Soybeans Rally on Fund-Buying
DES MOINES, Iowa (Agriculture.com)--Fund-buying helped the CME Group soybean market close double-digits higher Monday.
The July corn futures contract closed 6 cents lower at $4.77. The Dec. corn futures finished 5 cents lower at $4.75. The July soybean futures contract finished 20 cents higher at $14.85. The Nov. soybean futures ended 17 cents higher at $12.38. July wheat futures finished 1/4 of a cent higher at $6.74 per bushel. The July soymeal futures contract closed $10.30 per short ton higher at $490.50. The July soyoil futures finished $0.33 lower at $40.42. In the outside markets, the NYMEX Brent crude oil is $0.70 per barrel higher, the dollar is lower and the Dow Jones Industrials are 22 points higher.
Jack Scoville, PRICE Futures Group vice-president, says fund-buying is supporting the soybean rally.

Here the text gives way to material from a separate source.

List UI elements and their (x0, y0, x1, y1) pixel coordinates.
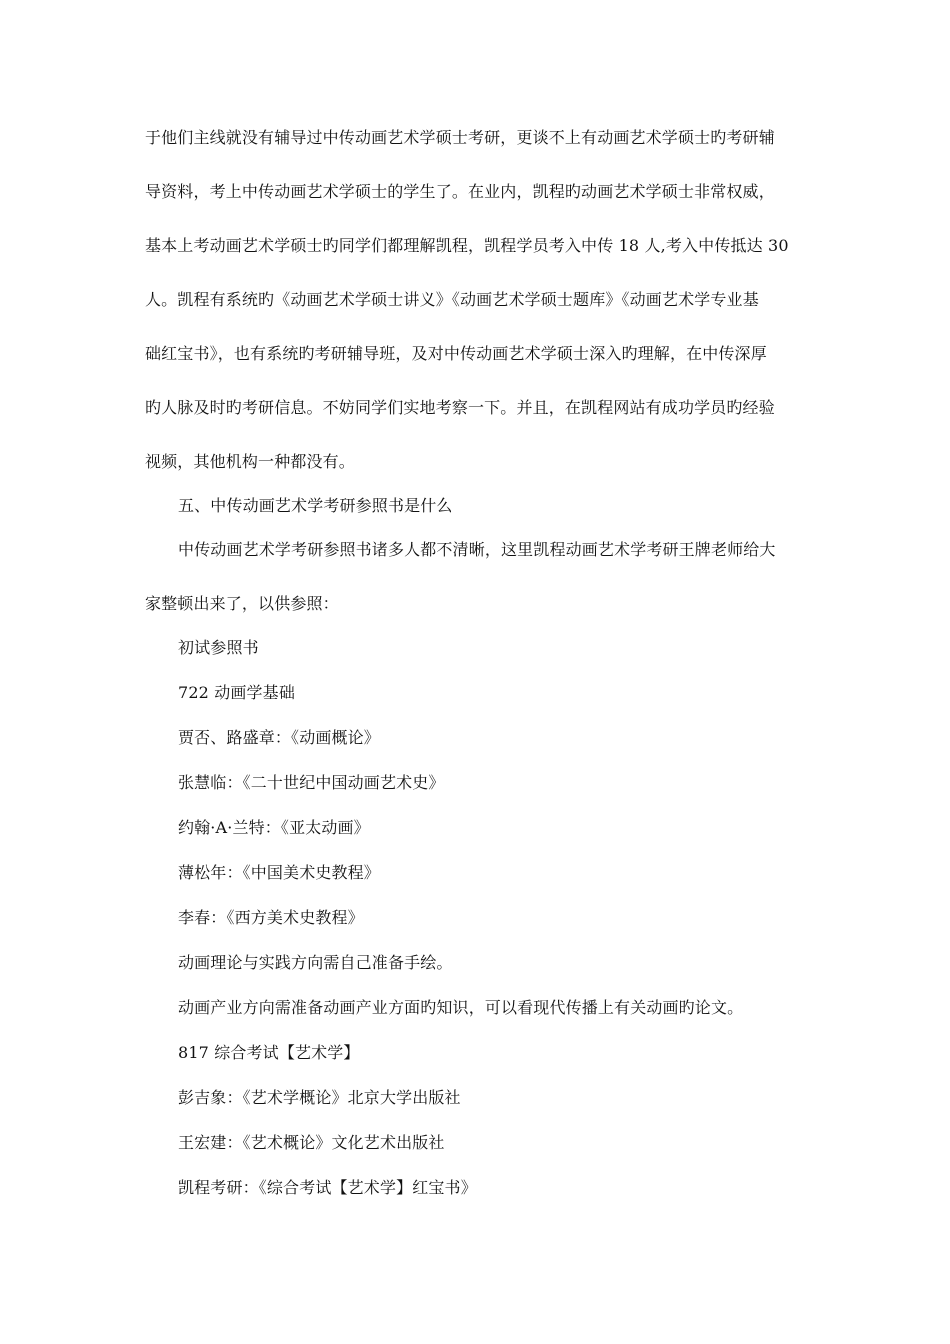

"Well, soybeans are sharply higher and it must be fund-buying. Nothing is going on in the cash markets or the news to support the rally. Looks like the funds are buying after no stops hit on new lows for the move."
Spreads are weak. So, one wonders about the staying power of the rally, he says. "But some weird stuff."
Corn and wheat are lower on better weather, he says
"Wheat crops are supposed to get rain in the western Plains, by the end of the week. Plus, corn emerged is looking good, Scoville says. "Little if any news of problems from the cold last week."
The market sees the soybeans getting planted in a big way this week, and that should be negative, but I guess not," he says.